Dari sana kita dapat memahami dengan jelas bahwa fikih lahir dari penggalian atas dalil (isntinbath), bukan lahir dari fakta dan realitas yang ada. Karena itu tidak mengherankan bila masyarakat muslim terjebak dalam formulasi Fikih-oriented, yang seringkali menyandarkan kehidupan keagamaannya pada halal-haram, dosa-pahala, wajib, sunat, dan segala jenis hukum taklifi lainnya. Ukuran perbuatan dalam kehidupan dan segala sesuatu yang dzahir harus ditakar dengan standar kaidah hukum ini.
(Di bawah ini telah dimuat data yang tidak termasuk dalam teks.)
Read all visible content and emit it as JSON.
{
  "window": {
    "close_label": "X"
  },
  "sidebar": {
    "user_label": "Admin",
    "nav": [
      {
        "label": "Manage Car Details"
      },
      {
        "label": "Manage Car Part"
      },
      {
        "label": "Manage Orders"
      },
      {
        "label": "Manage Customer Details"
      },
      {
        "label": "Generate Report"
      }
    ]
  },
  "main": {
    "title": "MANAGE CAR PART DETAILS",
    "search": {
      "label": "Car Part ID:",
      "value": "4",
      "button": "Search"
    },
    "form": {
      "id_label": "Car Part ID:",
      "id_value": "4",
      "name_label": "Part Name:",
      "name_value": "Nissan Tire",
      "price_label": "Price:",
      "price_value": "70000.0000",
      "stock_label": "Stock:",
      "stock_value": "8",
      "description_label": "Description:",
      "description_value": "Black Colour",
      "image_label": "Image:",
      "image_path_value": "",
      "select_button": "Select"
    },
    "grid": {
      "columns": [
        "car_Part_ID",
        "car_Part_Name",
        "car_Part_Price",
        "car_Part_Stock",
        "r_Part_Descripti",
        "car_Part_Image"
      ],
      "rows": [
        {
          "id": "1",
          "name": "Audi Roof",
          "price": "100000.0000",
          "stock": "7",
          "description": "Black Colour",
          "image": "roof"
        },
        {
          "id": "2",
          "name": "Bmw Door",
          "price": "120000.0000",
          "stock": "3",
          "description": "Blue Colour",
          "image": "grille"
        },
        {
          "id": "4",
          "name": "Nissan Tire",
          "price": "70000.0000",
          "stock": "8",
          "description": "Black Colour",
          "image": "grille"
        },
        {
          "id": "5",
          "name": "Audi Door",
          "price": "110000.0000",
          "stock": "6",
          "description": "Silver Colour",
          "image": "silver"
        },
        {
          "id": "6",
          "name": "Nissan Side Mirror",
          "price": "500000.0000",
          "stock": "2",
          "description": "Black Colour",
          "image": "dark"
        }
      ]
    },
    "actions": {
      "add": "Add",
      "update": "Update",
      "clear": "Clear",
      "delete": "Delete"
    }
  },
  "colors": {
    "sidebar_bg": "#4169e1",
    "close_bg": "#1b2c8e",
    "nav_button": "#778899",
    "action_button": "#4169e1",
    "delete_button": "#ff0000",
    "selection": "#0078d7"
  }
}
Praktek ini telah berlangsung kurang lebih sejak 1000 tahun yang lalu, sedangkan kaidah-kaidah yang digunakan masih tetap baku dan tidak ada perubahan.

Saya tidak sepakat dengan Aba Du Wahid yang mengatakan bahwa muslim yang bersifat fiqih-oriented cenderung memiliki sikap untuk mematikan kreatifitas akalnya. Dengan alasan hanya mengutip dalil setelah itu selesai, minim penalaran dan argumentasi. Pun demikian dengan Abdullah Saeed dan para pemikir kontemporer lainnya yang rajin membuat benang paralel antara fikih dengan tradisionalisme, yang membawa kesan “kolot”, jumud, ketinggalan jaman. Sedang Muhammad Arkoun menyayangkan al-Quran yang sejak awal berbahasa oral berubah menjadi tulisan. Dampak dari adanya perubahan ini menurut Arkoun membuat cara berpikir umat Muslim didominasi oleh “nalar grafis” (tekstual).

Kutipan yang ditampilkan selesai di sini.